Segundo ele, já existe a capacidade de produzir esse equipamento, mas a demanda do mercado só irá viabilizá-lo quando os estúdios de cinema puderem produzir também filmes em 3D.
"Com nosso TV, os consumidores poderão vivenciar 3D a partir de um disco contendo programação 2D", disse Provoost durante entrevista na semana passada. A previsão da Philips, diz o executivo, é que a partir daí os estúdios passem a produzir mais material adequado à reprodução em 3D. Protótipos desses TVs já existem, mas ainda não foram mostrados na CES desta vez.
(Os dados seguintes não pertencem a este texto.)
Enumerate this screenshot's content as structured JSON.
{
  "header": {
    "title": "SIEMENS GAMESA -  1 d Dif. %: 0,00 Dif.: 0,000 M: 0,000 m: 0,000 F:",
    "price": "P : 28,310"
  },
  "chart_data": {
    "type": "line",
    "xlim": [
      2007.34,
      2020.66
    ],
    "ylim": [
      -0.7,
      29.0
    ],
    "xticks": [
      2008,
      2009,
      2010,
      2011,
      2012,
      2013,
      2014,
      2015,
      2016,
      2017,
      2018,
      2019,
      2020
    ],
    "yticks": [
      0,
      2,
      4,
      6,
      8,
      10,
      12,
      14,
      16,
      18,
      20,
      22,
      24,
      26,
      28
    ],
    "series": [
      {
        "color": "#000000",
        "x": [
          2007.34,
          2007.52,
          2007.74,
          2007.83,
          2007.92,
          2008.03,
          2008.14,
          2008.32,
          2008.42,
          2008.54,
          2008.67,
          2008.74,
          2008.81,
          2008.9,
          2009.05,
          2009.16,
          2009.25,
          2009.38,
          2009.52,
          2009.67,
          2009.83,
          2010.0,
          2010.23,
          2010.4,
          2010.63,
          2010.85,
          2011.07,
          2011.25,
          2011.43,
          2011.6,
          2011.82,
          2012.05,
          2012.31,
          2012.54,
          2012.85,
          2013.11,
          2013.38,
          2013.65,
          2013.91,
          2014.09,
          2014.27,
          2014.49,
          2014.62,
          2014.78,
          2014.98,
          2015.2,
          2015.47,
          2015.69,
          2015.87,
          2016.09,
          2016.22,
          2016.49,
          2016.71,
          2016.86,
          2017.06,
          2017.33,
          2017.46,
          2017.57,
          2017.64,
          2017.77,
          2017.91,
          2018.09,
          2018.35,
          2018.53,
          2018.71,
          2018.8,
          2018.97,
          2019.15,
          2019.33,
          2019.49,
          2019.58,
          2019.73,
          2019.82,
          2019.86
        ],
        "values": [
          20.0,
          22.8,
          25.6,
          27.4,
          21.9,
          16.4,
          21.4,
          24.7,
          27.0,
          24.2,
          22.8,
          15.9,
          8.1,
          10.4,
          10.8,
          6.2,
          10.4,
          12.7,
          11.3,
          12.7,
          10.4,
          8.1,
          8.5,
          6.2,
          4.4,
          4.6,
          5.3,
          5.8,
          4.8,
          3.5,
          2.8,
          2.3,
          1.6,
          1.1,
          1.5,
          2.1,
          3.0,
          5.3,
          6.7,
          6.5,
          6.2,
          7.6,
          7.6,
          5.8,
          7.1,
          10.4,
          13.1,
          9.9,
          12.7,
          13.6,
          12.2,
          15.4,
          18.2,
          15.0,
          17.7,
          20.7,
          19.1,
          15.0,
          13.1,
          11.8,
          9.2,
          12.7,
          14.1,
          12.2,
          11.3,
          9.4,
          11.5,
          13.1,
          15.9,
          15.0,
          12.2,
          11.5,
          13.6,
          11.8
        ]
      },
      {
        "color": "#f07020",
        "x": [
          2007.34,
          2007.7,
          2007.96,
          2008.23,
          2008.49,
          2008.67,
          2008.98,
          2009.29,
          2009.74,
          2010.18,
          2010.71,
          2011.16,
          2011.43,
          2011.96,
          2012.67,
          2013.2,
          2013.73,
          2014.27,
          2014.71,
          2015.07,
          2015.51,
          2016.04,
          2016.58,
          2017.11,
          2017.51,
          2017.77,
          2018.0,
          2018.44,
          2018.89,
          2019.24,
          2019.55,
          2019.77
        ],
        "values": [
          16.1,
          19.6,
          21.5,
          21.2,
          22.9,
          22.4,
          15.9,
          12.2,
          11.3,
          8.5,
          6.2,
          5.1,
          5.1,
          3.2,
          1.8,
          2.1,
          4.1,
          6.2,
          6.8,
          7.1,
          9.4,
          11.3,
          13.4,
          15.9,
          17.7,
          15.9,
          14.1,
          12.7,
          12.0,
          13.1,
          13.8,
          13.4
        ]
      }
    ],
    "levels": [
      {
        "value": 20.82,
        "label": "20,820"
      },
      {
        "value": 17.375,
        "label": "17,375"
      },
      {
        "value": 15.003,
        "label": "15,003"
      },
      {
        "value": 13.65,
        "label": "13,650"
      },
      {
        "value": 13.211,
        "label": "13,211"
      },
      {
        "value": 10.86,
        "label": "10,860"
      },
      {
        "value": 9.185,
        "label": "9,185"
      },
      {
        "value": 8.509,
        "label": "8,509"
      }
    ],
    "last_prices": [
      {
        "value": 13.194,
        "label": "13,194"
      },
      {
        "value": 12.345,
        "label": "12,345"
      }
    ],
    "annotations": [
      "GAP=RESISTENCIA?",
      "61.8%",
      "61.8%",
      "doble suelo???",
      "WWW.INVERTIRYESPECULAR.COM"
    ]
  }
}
A Philips preferiu reforçar a posição de sua tecnologia Ambilight, apresentando uma série de novos displays, de 37" a 50". Além de aperfeiçoar essa tecnologia - na verdade um software que analisa as cores do ambiente para adaptar a elas a luminosidade da tela - a empresa está introduzindo nesses TVs o conceito batizado de "full surround". Os displays possuem uma espécie de moldura virtual, com efeitos luminosos em torno da imagem tentando ampliar a sensação de envolvimento.
A novidade está disponível em seis novos modelos da linha Ambilight: três plasmas (um de 42" e dois de 50") e três LCDs (um de 37" e dois de 42").